Mpofu’s comments came soon after the Transparency International published the 2020 corruption perception index (CPI), where it was revealed that Zimbabwe was still deemed to be highly corrupt after it scored 24 out of 100 countries.
The Sacu boss said if Zimbabwe won the fight against corruption, then its rankings on CPI must improve.
He also said that there was need for depoliticisation and depolarisation of corruption. Mpofu called on the media to tone down on sensationalisation.
“If we are to win this fight against corruption, we must take politics out of it. The government tries to magnify — sometimes even exaggerates its successes, while the opposition tries to magnify and exaggerate its failures. This must stop,” he said.
The Zimbabwe Anti-Corruption Commission has previously threatened to arrest looters of public funds, but their threats are yet to materialise.

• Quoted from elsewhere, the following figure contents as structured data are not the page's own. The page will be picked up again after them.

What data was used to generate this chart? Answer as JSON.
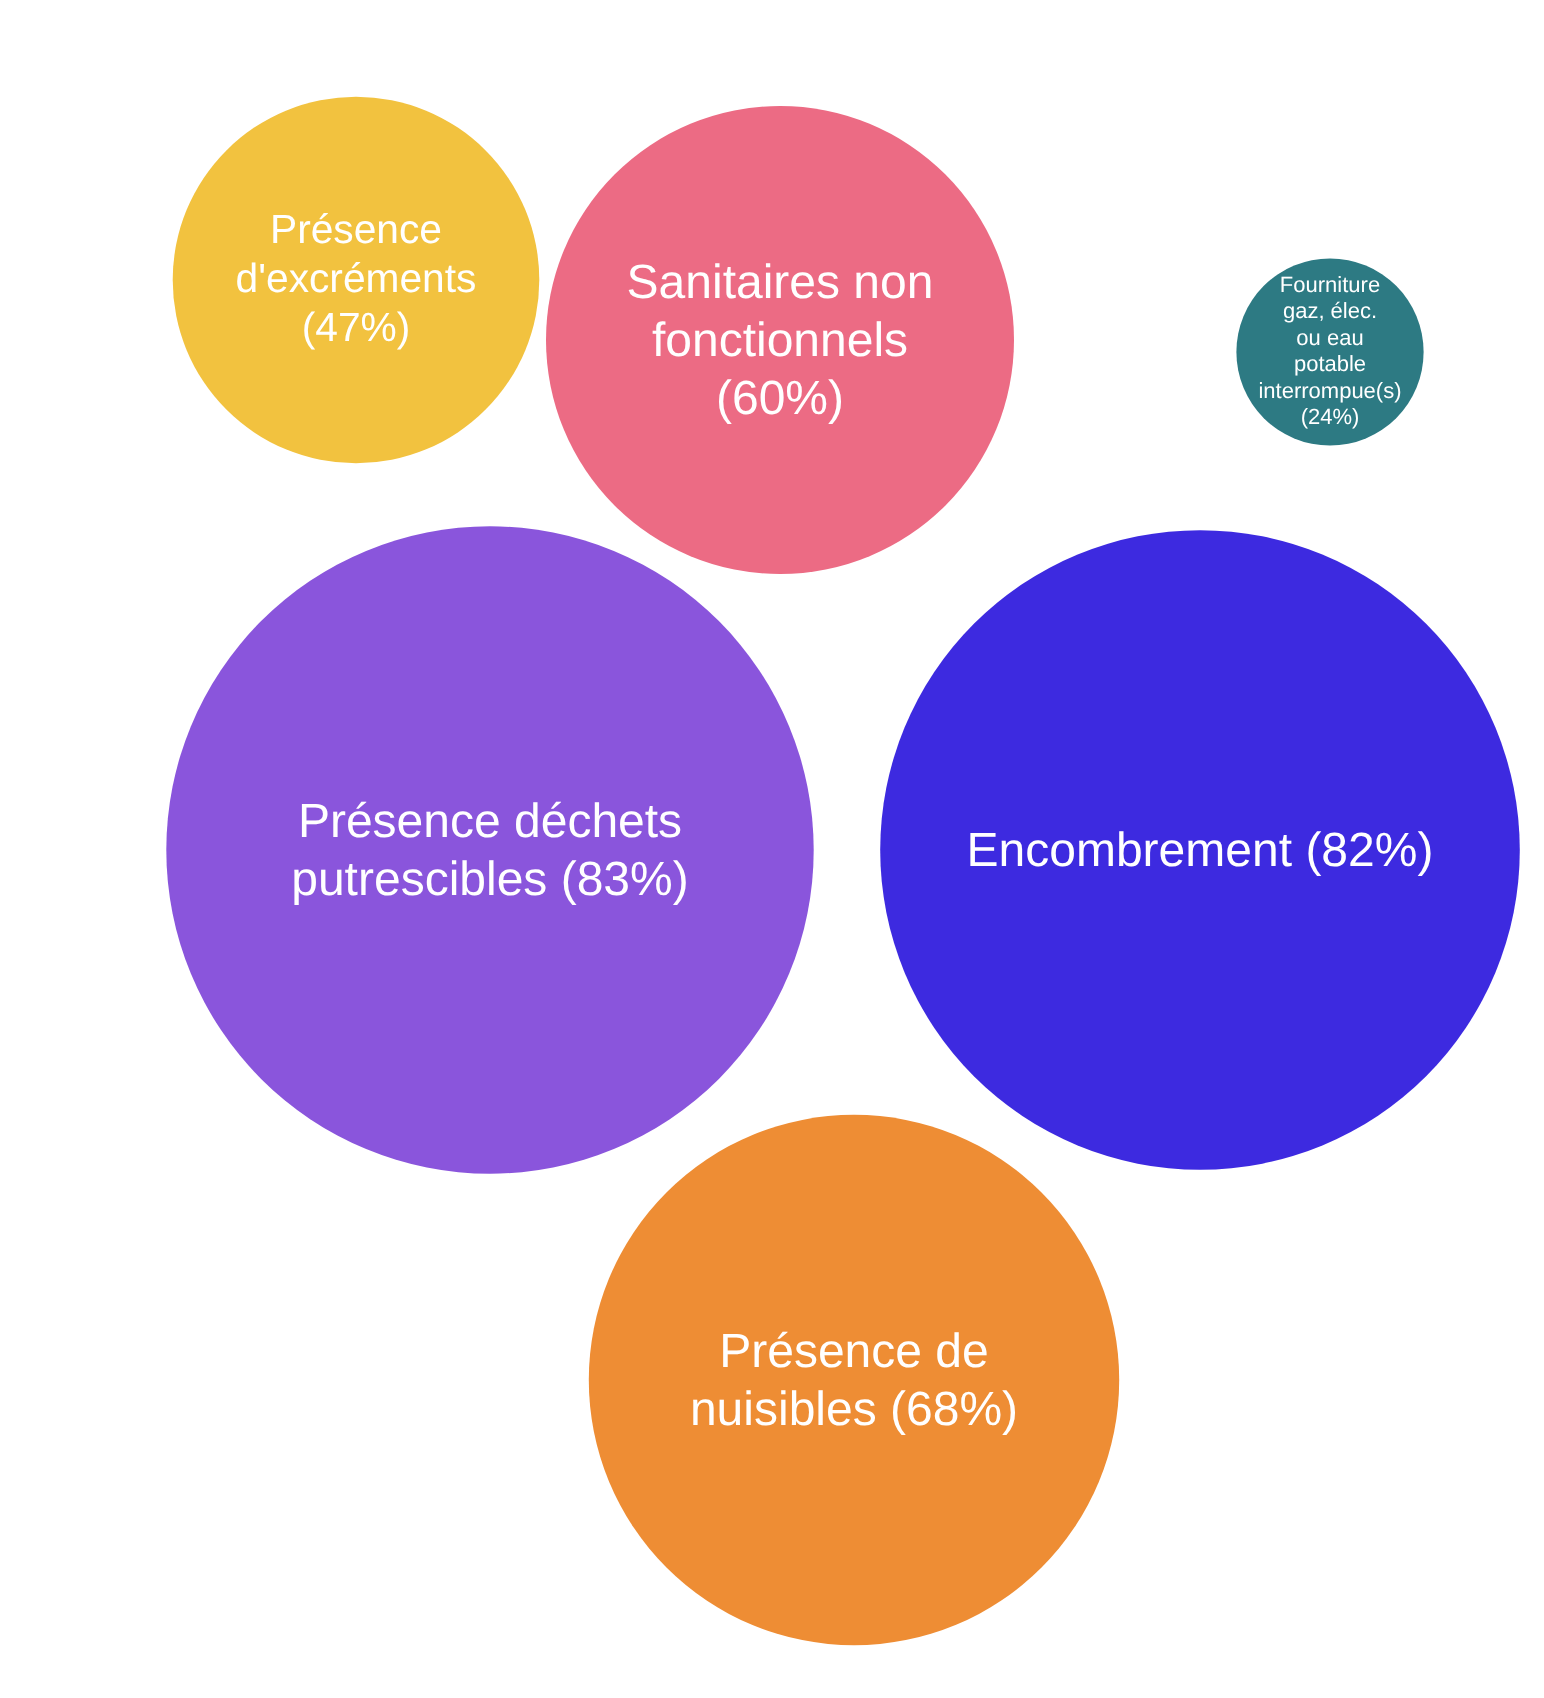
{
  "chart_data": {
    "type": "other",
    "categories": [
      "Présence d'excréments",
      "Sanitaires non fonctionnels",
      "Fourniture gaz, élec. ou eau potable interrompue(s)",
      "Présence déchets putrescibles",
      "Encombrement",
      "Présence de nuisibles"
    ],
    "values": [
      47,
      60,
      24,
      83,
      82,
      68
    ],
    "value_labels": [
      "(47%)",
      "(60%)",
      "(24%)",
      "(83%)",
      "(82%)",
      "(68%)"
    ],
    "colors": [
      "#f2c23f",
      "#ec6b84",
      "#2d7a83",
      "#8a55dc",
      "#3d2ae0",
      "#ee8d34"
    ]
  }
}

TIZ head of programmes, Tafadzwa Chikumbu said: “The progress that we have made as a country in the fight against corruption has been obliterated by the continuous abuse of public resources, especially by politically-exposed persons in the likes of the former Health and Child Care minister (Obadiah Moyo). I think for 2020 that was the main issue hitting the headlines, but we strongly feel that the prevalence of officials using public office for private gain without facing consequences might also be the reason behind the little progress that we are making as a country.”
Chikumbu said the fight against corruption should not be measured by arrests of alleged corrupt individuals only, but also through the prosecution, conviction and sentencing of alleged offenders.
Government has been blamed for its alleged catch and release game in dealing with corruption.
Several top officials, including the former Local Government minister Ignatius Chombo and the former Public Service minister Priscah Mupfumira were arrested over allegations of corruption, but were merely paraded and later let loose.
“This fight to stop corruption in urban councils has been downplayed by most of the independent Press, heavily downplayed because it is perceived to paint opposition parties in a particular way. This is not good for things like CPI because people can only know about Zimbabwe from what they read about Zimbabwe.
“What we expect as Sacu, and what we ask for the public is to support the fight against corruption regardless of who the accused persons are, and which political formations they come from,” Mpofu said.